Additionally, he trained with the United States national team, Peruvian club Alianza Lima, and French side Paris FC.

Pierre-Jerome also played early on for the United States Beach Soccer National Team.

== Coaching career ==
In the late 1990s, Pierre-Jerome coached at his alma mater, serving as an assistant coach for the McArthur High School boys' soccer team under head coach Roger Westacott.

Pierre-Jerome has served as goalkeeper trainer for the Haitian Men’s National Team and assisted programs such as Coastal Carolina University, Florida International University (FIU), and Barry University as an assistant coach.

In 2015 he was called up as the goalkeeping coach for the Haiti Women's National Team for their international friendly series against the U.S. Women's National Team.

At Nova Southeastern University, he works as goalkeeper coach for the women's soccer program. He has been credited with helping develop keepers such as Natalie Robayna and Ida Norstrom.
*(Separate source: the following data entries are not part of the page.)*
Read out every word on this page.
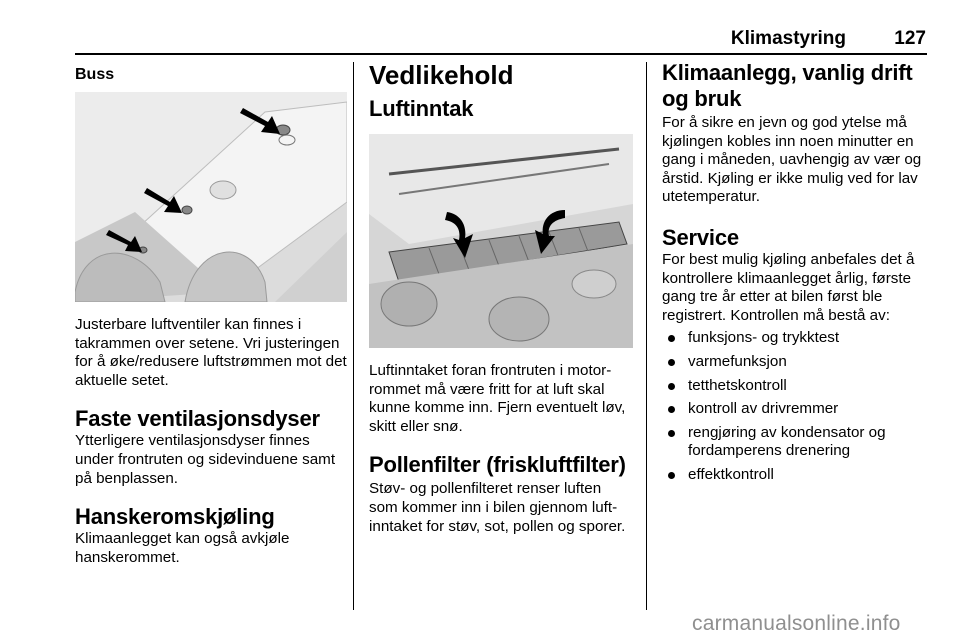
Klimastyring	127
Buss

Justerbare luftventiler kan finnes i takrammen over setene. Vri justeringen for å øke/redusere luftstrømmen mot det aktuelle setet.

Faste ventilasjonsdyser

Ytterligere ventilasjonsdyser finnes under frontruten og sidevinduene samt på benplassen.

Hanskeromskjøling

Klimaanlegget kan også avkjøle hanskerommet.

Vedlikehold
Luftinntak

Luftinntaket foran frontruten i motorrommet må være fritt for at luft skal kunne komme inn. Fjern eventuelt løv, skitt eller snø.

Pollenfilter (friskluftfilter)

Støv- og pollenfilteret renser luften som kommer inn i bilen gjennom luftinntaket for støv, sot, pollen og sporer.

Klimaanlegg, vanlig drift og bruk

For å sikre en jevn og god ytelse må kjølingen kobles inn noen minutter en gang i måneden, uavhengig av vær og årstid. Kjøling er ikke mulig ved for lav utetemperatur.

Service

For best mulig kjøling anbefales det å kontrollere klimaanlegget årlig, første gang tre år etter at bilen først ble registrert. Kontrollen må bestå av:

funksjons- og trykktest
varmefunksjon
tetthetskontroll
kontroll av drivremmer
rengjøring av kondensator og fordamperens drenering
effektkontroll
carmanualsonline.info
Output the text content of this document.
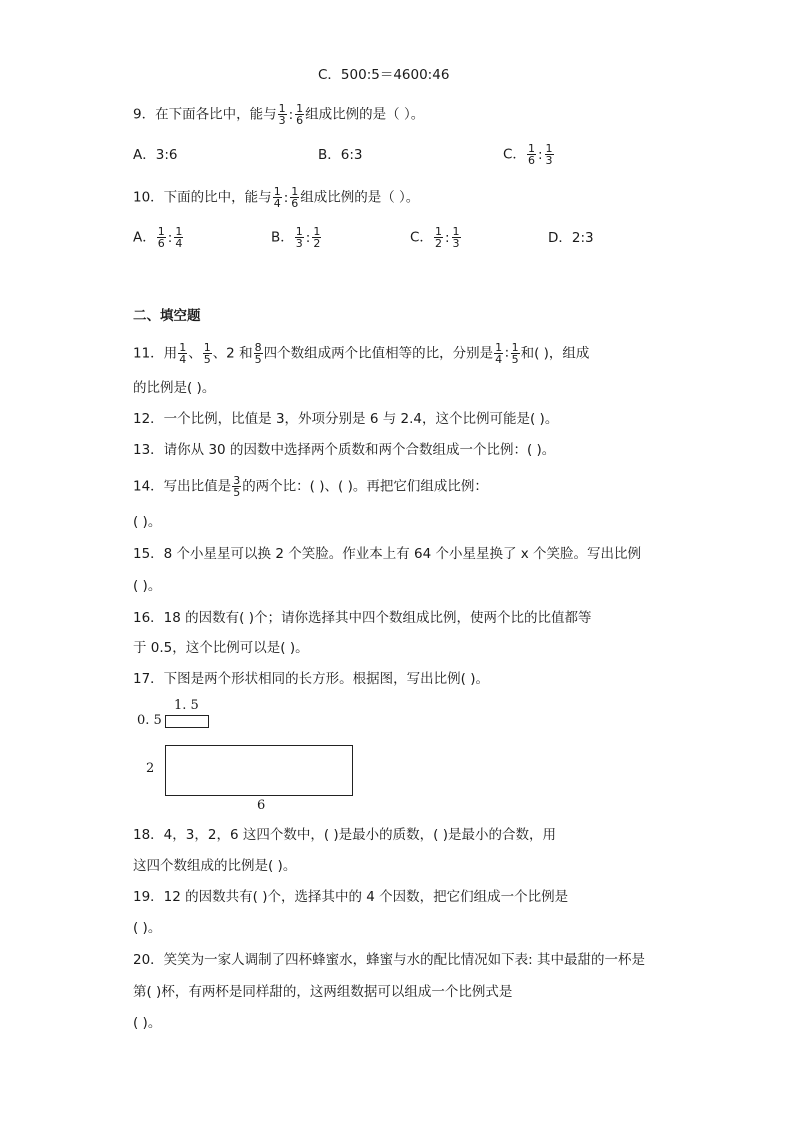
C．500:5＝4600:46
9．在下面各比中，能与 $\frac{1}{3}$ : $\frac{1}{6}$ 组成比例的是（ ）。
A．3:6	B．6:3	C． $\frac{1}{6}$ : $\frac{1}{3}$
10．下面的比中，能与 $\frac{1}{4}$ : $\frac{1}{6}$ 组成比例的是（ ）。
A． $\frac{1}{6}$ : $\frac{1}{4}$	B． $\frac{1}{3}$ : $\frac{1}{2}$	C． $\frac{1}{2}$ : $\frac{1}{3}$	D．2:3
二、填空题
11．用 $\frac{1}{4}$ 、 $\frac{1}{5}$ 、2 和 $\frac{8}{5}$ 四个数组成两个比值相等的比，分别是 $\frac{1}{4}$ ∶ $\frac{1}{5}$ 和( )，组成
的比例是( )。
12．一个比例，比值是 3，外项分别是 6 与 2.4，这个比例可能是( )。
13．请你从 30 的因数中选择两个质数和两个合数组成一个比例：( )。
14．写出比值是 $\frac{3}{5}$ 的两个比：( )、( )。再把它们组成比例：
( )。
15．8 个小星星可以换 2 个笑脸。作业本上有 64 个小星星换了 x 个笑脸。写出比例
( )。
16．18 的因数有( )个；请你选择其中四个数组成比例，使两个比的比值都等
于 0.5，这个比例可以是( )。
17．下图是两个形状相同的长方形。根据图，写出比例( )。
1. 5
0. 5
2
6
18．4，3，2，6 这四个数中，( )是最小的质数，( )是最小的合数，用
这四个数组成的比例是( )。
19．12 的因数共有( )个，选择其中的 4 个因数，把它们组成一个比例是
( )。
20．笑笑为一家人调制了四杯蜂蜜水，蜂蜜与水的配比情况如下表: 其中最甜的一杯是
第( )杯，有两杯是同样甜的，这两组数据可以组成一个比例式是
( )。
He also directs goalkeeping development at the Plantation Eagles Soccer Club and works full-time as Assistant Principal at Crystal Lake Middle School.

== Honors ==

=== Player ===
Coastal Carolina Chanticleers

- Big South Conference Goalkeeper of the Year: 1990
- First-Team All-Big South Conference: 1990

Haiti Select

- Copa Latina: 1997

Miami Breakers

- USISL D-3 Pro League Southeast Division Title: 1998

=== Individual and youth ===
- McArthur High School All-Broward County Selection: (3x) 1985, 1986, 1987
- NCAA Division I South Region Goals-Against Average Leader (0.87): 1990

== Personal life ==
Pierre-Jerome holds a B.S. and M.Ed. in education, along with an NSCAA national goalkeeping license.

Pierre-Jerome is married to his wife Joan and has two children, daughter Milan and son Sebastian.

His daughter, Milan Pierre-Jerome, played NCAA Division I soccer for the University of Maryland and George Mason University, and represented the Haiti Women's National Team at the 2018 FIFA U-20 Women's World Cup in France.